Driving the news: "Due to Donald Trump's reckless war of choice, gas prices have surged to their highest levels in years," Schumer said in an X post. "His response? 'If they rise, they rise.' He couldn't care less.
- "Today, I demanded Trump release oil from the Strategic Petroleum Reserve IMMEDIATELY to bring relief to Americans at the pump."
- The reserve holds hundreds of millions of barrels of crude oil in underground salt caverns along the Texas and Louisiana Gulf Coast. Biden in 2022 ordered an historic release from the reserve to halt soaring gas prices.
Flashback: Energy Secretary Chris Wright told lawmakers last year that more than $100 million of repairs were needed to bring the storage facilities back to full capacity and that nearly filling it back up could cost billions of dollars.
The other side: In response to a reporter's question this weekend about about tapping the reserve, Trump criticized Biden for depleting it.
- "Biden used them so that he can get some extra votes in the elections ... He brought it down to the lowest level it has ever been," Trump said.
Zoom in: Wright said Sunday that the administration has other short-term options.
- "We have been deploying it during a period of low oil prices to put some oil back into the Strategic Petroleum Reserve," Wright said on "Fox News Sunday."

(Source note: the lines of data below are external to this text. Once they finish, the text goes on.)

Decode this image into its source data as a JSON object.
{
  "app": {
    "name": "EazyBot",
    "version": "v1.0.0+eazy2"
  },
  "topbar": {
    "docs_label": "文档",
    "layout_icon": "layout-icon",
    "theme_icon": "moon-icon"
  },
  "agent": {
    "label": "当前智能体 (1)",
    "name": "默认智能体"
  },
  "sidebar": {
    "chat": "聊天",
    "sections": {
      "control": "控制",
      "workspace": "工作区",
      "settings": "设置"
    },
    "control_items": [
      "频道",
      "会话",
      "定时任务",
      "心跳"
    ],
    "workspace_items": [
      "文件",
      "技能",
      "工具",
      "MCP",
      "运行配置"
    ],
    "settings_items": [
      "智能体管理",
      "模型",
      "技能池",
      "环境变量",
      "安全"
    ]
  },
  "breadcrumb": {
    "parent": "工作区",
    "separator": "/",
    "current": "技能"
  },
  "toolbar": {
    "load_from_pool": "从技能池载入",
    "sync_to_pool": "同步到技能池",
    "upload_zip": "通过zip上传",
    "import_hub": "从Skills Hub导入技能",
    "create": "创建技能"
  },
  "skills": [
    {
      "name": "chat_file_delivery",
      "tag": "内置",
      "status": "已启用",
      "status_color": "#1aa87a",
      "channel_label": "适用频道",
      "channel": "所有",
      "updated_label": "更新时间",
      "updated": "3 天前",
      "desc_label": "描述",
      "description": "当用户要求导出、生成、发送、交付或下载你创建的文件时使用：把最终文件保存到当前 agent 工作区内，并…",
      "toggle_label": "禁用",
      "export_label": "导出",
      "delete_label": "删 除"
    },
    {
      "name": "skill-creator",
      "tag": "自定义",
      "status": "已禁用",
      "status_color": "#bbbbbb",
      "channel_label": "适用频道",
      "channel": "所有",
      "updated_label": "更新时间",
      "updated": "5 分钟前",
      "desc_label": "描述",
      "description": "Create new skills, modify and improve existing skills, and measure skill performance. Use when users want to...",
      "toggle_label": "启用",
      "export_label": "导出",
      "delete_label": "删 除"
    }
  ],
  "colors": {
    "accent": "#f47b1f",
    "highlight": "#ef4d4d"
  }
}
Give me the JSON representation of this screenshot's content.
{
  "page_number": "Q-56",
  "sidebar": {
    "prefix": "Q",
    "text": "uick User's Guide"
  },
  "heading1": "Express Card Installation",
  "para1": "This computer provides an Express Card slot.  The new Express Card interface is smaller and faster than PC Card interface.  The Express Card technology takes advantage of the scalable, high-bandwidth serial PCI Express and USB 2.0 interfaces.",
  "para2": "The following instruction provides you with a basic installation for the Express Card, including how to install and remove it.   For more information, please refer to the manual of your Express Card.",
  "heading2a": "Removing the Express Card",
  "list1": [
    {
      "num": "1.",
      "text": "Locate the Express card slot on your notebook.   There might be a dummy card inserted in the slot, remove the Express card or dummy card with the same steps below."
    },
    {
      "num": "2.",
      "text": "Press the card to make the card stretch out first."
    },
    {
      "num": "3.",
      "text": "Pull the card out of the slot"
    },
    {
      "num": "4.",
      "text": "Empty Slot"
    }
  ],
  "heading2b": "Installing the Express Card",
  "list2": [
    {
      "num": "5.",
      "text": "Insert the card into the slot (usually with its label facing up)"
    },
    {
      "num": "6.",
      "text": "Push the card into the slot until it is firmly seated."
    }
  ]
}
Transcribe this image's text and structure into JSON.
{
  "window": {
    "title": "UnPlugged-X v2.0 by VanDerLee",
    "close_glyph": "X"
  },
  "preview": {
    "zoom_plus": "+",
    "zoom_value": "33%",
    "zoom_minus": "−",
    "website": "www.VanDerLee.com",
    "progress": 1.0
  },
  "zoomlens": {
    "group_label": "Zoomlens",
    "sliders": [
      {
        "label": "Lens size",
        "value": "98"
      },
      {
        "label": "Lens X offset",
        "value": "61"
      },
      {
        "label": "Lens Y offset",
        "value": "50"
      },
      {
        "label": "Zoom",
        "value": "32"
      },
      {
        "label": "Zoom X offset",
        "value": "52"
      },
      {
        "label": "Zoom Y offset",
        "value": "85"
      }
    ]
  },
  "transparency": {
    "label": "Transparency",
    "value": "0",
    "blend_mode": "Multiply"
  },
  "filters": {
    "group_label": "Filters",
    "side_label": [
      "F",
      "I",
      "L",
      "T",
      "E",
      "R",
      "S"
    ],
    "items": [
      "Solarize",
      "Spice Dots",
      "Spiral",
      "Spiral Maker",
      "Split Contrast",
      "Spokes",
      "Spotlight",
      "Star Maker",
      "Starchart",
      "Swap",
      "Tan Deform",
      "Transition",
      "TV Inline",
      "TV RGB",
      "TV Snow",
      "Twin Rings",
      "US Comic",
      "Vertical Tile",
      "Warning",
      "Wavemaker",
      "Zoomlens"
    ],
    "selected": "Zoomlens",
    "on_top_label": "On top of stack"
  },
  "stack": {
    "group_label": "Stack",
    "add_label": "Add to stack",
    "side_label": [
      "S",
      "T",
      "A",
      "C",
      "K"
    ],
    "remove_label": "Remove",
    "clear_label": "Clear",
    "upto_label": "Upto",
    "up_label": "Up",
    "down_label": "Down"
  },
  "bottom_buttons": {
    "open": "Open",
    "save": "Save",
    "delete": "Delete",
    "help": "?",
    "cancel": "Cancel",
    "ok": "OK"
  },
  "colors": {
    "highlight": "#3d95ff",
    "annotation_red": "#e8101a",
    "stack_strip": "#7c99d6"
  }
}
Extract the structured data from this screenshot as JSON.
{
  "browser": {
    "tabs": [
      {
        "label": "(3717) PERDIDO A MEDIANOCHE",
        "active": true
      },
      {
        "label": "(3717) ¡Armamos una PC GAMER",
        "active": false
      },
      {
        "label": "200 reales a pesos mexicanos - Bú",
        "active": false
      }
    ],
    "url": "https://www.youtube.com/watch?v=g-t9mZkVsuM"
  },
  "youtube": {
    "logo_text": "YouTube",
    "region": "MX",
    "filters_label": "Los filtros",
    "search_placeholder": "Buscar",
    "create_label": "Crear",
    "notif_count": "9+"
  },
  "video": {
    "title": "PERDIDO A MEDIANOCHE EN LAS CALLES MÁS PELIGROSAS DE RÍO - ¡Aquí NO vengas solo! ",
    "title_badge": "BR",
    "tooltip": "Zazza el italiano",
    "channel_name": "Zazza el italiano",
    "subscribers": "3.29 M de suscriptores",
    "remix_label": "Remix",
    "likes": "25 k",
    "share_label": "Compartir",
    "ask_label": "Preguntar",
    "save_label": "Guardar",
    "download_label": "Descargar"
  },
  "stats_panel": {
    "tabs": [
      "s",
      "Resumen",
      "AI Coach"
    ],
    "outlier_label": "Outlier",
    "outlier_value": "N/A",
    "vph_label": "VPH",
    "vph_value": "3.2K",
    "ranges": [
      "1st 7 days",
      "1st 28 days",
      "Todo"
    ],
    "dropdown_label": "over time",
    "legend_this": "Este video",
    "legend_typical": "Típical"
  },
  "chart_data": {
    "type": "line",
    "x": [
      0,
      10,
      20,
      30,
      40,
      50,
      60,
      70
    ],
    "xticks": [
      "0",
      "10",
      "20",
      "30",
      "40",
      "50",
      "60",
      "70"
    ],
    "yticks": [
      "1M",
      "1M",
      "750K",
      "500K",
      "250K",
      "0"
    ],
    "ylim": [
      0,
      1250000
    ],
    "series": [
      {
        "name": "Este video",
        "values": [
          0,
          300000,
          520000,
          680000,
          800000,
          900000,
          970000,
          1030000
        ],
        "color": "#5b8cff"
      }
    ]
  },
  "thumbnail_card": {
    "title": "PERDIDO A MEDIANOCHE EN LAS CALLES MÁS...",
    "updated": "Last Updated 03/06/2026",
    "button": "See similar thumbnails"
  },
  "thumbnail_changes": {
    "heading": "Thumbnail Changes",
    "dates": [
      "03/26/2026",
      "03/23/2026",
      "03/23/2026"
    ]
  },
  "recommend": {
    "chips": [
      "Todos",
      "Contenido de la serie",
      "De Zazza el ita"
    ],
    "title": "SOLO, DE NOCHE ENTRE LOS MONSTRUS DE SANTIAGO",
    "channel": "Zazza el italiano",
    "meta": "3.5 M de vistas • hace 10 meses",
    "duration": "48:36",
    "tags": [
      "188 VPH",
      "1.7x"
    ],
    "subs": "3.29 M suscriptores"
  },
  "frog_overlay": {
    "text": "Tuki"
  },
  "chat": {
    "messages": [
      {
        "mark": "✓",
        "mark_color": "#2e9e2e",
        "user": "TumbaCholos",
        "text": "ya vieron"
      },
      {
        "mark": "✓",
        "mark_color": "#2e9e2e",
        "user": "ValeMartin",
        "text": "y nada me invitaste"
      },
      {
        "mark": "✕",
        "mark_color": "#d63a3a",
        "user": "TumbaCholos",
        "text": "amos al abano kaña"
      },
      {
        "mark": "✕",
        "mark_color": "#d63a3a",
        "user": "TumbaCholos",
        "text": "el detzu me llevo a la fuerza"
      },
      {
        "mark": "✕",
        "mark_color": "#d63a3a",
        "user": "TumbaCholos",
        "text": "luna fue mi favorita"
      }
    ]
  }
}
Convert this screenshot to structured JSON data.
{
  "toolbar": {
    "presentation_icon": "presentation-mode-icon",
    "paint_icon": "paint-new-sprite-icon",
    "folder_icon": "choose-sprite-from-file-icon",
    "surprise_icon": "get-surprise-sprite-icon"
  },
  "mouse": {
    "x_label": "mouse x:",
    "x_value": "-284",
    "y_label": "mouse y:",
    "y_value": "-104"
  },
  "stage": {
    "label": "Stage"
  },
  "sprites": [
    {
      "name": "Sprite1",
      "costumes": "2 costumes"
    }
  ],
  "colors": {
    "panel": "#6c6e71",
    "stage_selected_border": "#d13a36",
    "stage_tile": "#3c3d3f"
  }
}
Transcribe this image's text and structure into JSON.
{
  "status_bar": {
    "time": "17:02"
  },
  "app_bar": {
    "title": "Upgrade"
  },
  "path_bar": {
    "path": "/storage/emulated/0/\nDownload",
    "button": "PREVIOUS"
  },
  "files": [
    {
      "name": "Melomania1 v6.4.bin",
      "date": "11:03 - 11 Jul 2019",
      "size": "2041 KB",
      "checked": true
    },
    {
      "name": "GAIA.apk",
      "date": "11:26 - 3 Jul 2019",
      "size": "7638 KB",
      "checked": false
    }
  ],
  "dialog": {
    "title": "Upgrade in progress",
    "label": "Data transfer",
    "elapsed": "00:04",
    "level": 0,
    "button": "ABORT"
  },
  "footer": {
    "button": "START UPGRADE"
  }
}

- "But yes, it shouldn't have been deleted — depleted for the 2022 midterm elections as the Biden administration did. But, again, we've done many other moves that allow the world to remain fully supplied with oil during this relatively brief conflict."
- Wright maintained that higher prices are "a small price to pay to get to a world where energy prices are returned back to where they were, and I'm talking weeks, certainly not months."
What we're watching: How much more of a political football the reserve becomes.